A capacitor is charged using a battery which is then disconnected. A dielectric slab is introduced between the plates which results in
A) an increase in the potential difference across the plates and a reduction in the stored energy but no change in the charge on the plates.
B) a decrease in the potential difference across the plates and a reduction in the stored energy but no change in the charge on the plates.
C) a reduction of the charge on the plates and an increase in the potential difference across the plates.
D) an increase in stored energy but no change in the potential difference across the plates.

Answer 1

Hint: When a dielectric slab gets inserted between the capacitor plates, the capacitance of the capacitor will increase.
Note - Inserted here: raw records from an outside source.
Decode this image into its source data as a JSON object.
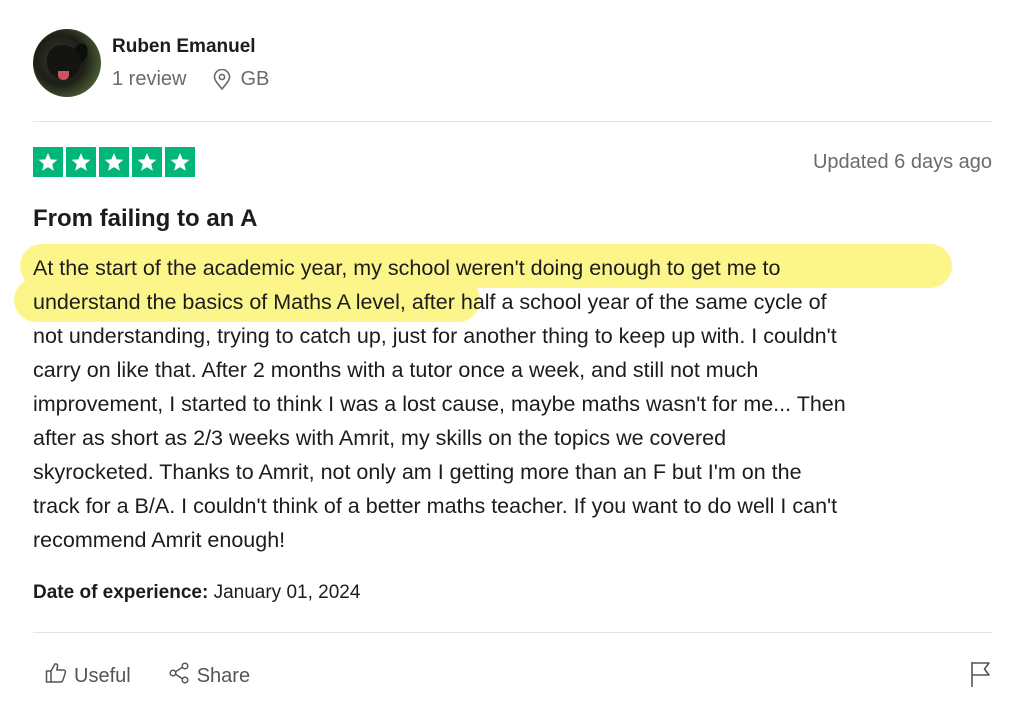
{
  "reviewer": {
    "name": "Ruben Emanuel",
    "review_count": "1 review",
    "country": "GB"
  },
  "review": {
    "rating_stars": 5,
    "star_color": "#00b67a",
    "updated": "Updated 6 days ago",
    "title": "From failing to an A",
    "highlight_color": "#fbf58a",
    "body_lines": [
      "At the start of the academic year, my school weren't doing enough to get me to",
      "understand the basics of Maths A level, after half a school year of the same cycle of",
      "not understanding, trying to catch up, just for another thing to keep up with. I couldn't",
      "carry on like that. After 2 months with a tutor once a week, and still not much",
      "improvement, I started to think I was a lost cause, maybe maths wasn't for me... Then",
      "after as short as 2/3 weeks with Amrit, my skills on the topics we covered",
      "skyrocketed. Thanks to Amrit, not only am I getting more than an F but I'm on the",
      "track for a B/A. I couldn't think of a better maths teacher. If you want to do well I can't",
      "recommend Amrit enough!"
    ],
    "experience_label": "Date of experience:",
    "experience_date": "January 01, 2024"
  },
  "actions": {
    "useful_label": "Useful",
    "share_label": "Share",
    "icons": [
      "thumbs-up-icon",
      "share-icon",
      "flag-icon",
      "location-pin-icon",
      "star-icon"
    ]
  }
}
Since the potential difference across the plates and the energy stored in the capacitor depends on the capacitance of the capacitor, these too will change.

Formulas used:
The capacitance of a capacitor with air between the plates is given by, $C = \dfrac{{{\varepsilon _0}A}}{d}$ where ${\varepsilon _0}$ is the permittivity of free space, $A$ is the area of the plates and $d$ is the distance between the two plates.
The potential difference across the capacitor plates is given by, $V = \dfrac{Q}{C}$ where $C$ is the capacitance and $Q$ is the charge on the plate.
The energy stored in the capacitor is given by, $U = \dfrac{{{Q^2}}}{{2C}}$ where $Q$ is the charge on the plate and $C$ is the capacitance of the capacitor.
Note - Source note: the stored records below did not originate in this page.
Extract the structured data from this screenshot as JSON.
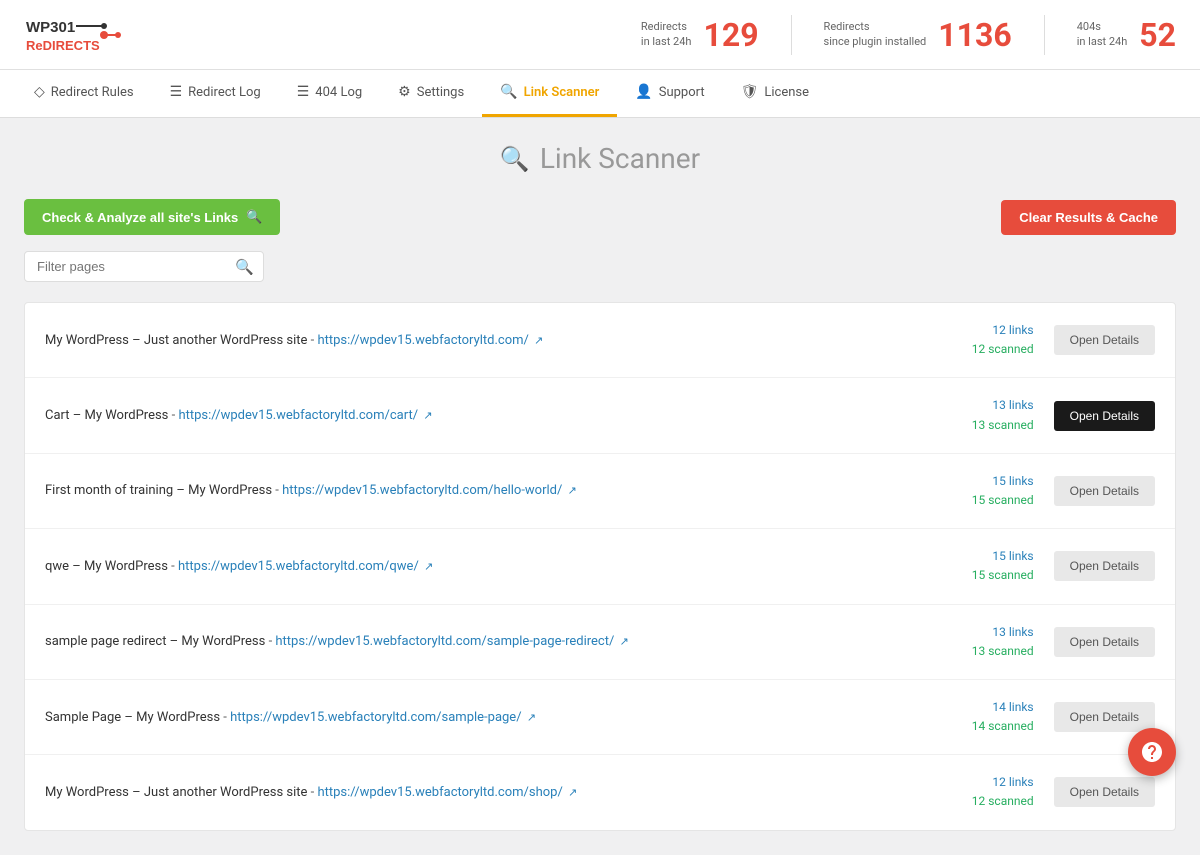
{
  "header": {
    "logo_alt": "WP301 Redirects",
    "stats": [
      {
        "label_line1": "Redirects",
        "label_line2": "in last 24h",
        "value": "129"
      },
      {
        "label_line1": "Redirects",
        "label_line2": "since plugin installed",
        "value": "1136"
      },
      {
        "label_line1": "404s",
        "label_line2": "in last 24h",
        "value": "52"
      }
    ]
  },
  "nav": {
    "tabs": [
      {
        "id": "redirect-rules",
        "icon": "◇",
        "label": "Redirect Rules",
        "active": false
      },
      {
        "id": "redirect-log",
        "icon": "☰",
        "label": "Redirect Log",
        "active": false
      },
      {
        "id": "404-log",
        "icon": "☰",
        "label": "404 Log",
        "active": false
      },
      {
        "id": "settings",
        "icon": "⚙",
        "label": "Settings",
        "active": false
      },
      {
        "id": "link-scanner",
        "icon": "🔍",
        "label": "Link Scanner",
        "active": true
      },
      {
        "id": "support",
        "icon": "👤",
        "label": "Support",
        "active": false
      },
      {
        "id": "license",
        "icon": "🛡",
        "label": "License",
        "active": false
      }
    ]
  },
  "page": {
    "title": "Link Scanner",
    "title_icon": "🔍"
  },
  "toolbar": {
    "check_analyze_label": "Check & Analyze all site's Links",
    "clear_cache_label": "Clear Results & Cache"
  },
  "filter": {
    "placeholder": "Filter pages"
  },
  "pages": [
    {
      "title": "My WordPress – Just another WordPress site",
      "url": "https://wpdev15.webfactoryltd.com/",
      "links": "12 links",
      "scanned": "12 scanned",
      "button_label": "Open Details",
      "button_active": false
    },
    {
      "title": "Cart – My WordPress",
      "url": "https://wpdev15.webfactoryltd.com/cart/",
      "links": "13 links",
      "scanned": "13 scanned",
      "button_label": "Open Details",
      "button_active": true
    },
    {
      "title": "First month of training – My WordPress",
      "url": "https://wpdev15.webfactoryltd.com/hello-world/",
      "links": "15 links",
      "scanned": "15 scanned",
      "button_label": "Open Details",
      "button_active": false
    },
    {
      "title": "qwe – My WordPress",
      "url": "https://wpdev15.webfactoryltd.com/qwe/",
      "links": "15 links",
      "scanned": "15 scanned",
      "button_label": "Open Details",
      "button_active": false
    },
    {
      "title": "sample page redirect – My WordPress",
      "url": "https://wpdev15.webfactoryltd.com/sample-page-redirect/",
      "links": "13 links",
      "scanned": "13 scanned",
      "button_label": "Open Details",
      "button_active": false
    },
    {
      "title": "Sample Page – My WordPress",
      "url": "https://wpdev15.webfactoryltd.com/sample-page/",
      "links": "14 links",
      "scanned": "14 scanned",
      "button_label": "Open Details",
      "button_active": false
    },
    {
      "title": "My WordPress – Just another WordPress site",
      "url": "https://wpdev15.webfactoryltd.com/shop/",
      "links": "12 links",
      "scanned": "12 scanned",
      "button_label": "Open Details",
      "button_active": false
    }
  ],
  "colors": {
    "accent_green": "#6abf40",
    "accent_red": "#e74c3c",
    "accent_orange": "#f0a500",
    "link_blue": "#2980b9",
    "scanned_green": "#27ae60"
  }
}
Complete step by step answer:
Step 1: Describing the problem at hand.
A capacitor was charged and disconnected. The charge on the plates remains as such. Then a dielectric slab was inserted between the plates. We have to determine how this action affects the potential difference across the capacitor plates and the energy stored in it.
Step 2: Expressing the relation for the capacitance to determine if it increases or decreases on the introduction of a dielectric slab.
The capacitance of a capacitor with air between the plates is given by,
$C = \dfrac{{{\varepsilon _0}A}}{d}$ where ${\varepsilon _0}$ is the permittivity of free space, $A$ is the area of the plates and $d$ is the distance between the two plates.
Now on introducing a dielectric slab between the plates, the permittivity becomes $k{\varepsilon _0}$ where $k$ is some constant.
So the capacitance then will be
$\Rightarrow C' = \dfrac{{k{\varepsilon _0}A}}{d}$
$\Rightarrow C' = kC$
i.e. the capacitance of the capacitor increases on inserting a dielectric slab between the plates.
Step 3: Using the obtained information about the increase in capacitance, determining if the potential difference across the plates decreases or increases on the introduction of a dielectric slab.
The potential difference across the capacitor plates will be $V = \dfrac{Q}{{C'}}$ where $C$’ is the new capacitance and $Q$ is the charge on the plate.
Since charge remains the same, the above relation suggests that $V \propto \dfrac{1}{{C'}}$.
So as the capacitance increases the potential difference across the plates must decrease.
Step 4: Expressing the relation for the energy stored in the capacitor to see if it changes.
The energy stored in the capacitor will be $U = \dfrac{{{Q^2}}}{{2C'}}$ where $Q$ is the charge on the plate and $C$’ is the new capacitance of the capacitor.
From the above relation we have, $U \propto \dfrac{1}{{C'}}$
We know the charge remains constant and the capacitance has increased. So the energy stored in the capacitor will decrease.

So we can conclude that as the dielectric gets inserted between the plates, the potential difference across the plates and the energy stored in the capacitor decreased while the charge remained constant. So the correct option is B.

Note:
When a capacitor is connected to a battery, the two plates of the capacitor will get charged depending on the polarity of the terminal of the battery to which each plate is connected. On disconnecting the battery, the charge formed on the plates will remain the same. The capacitor thus stores energy. Then on discharging the plates, the charge decreases.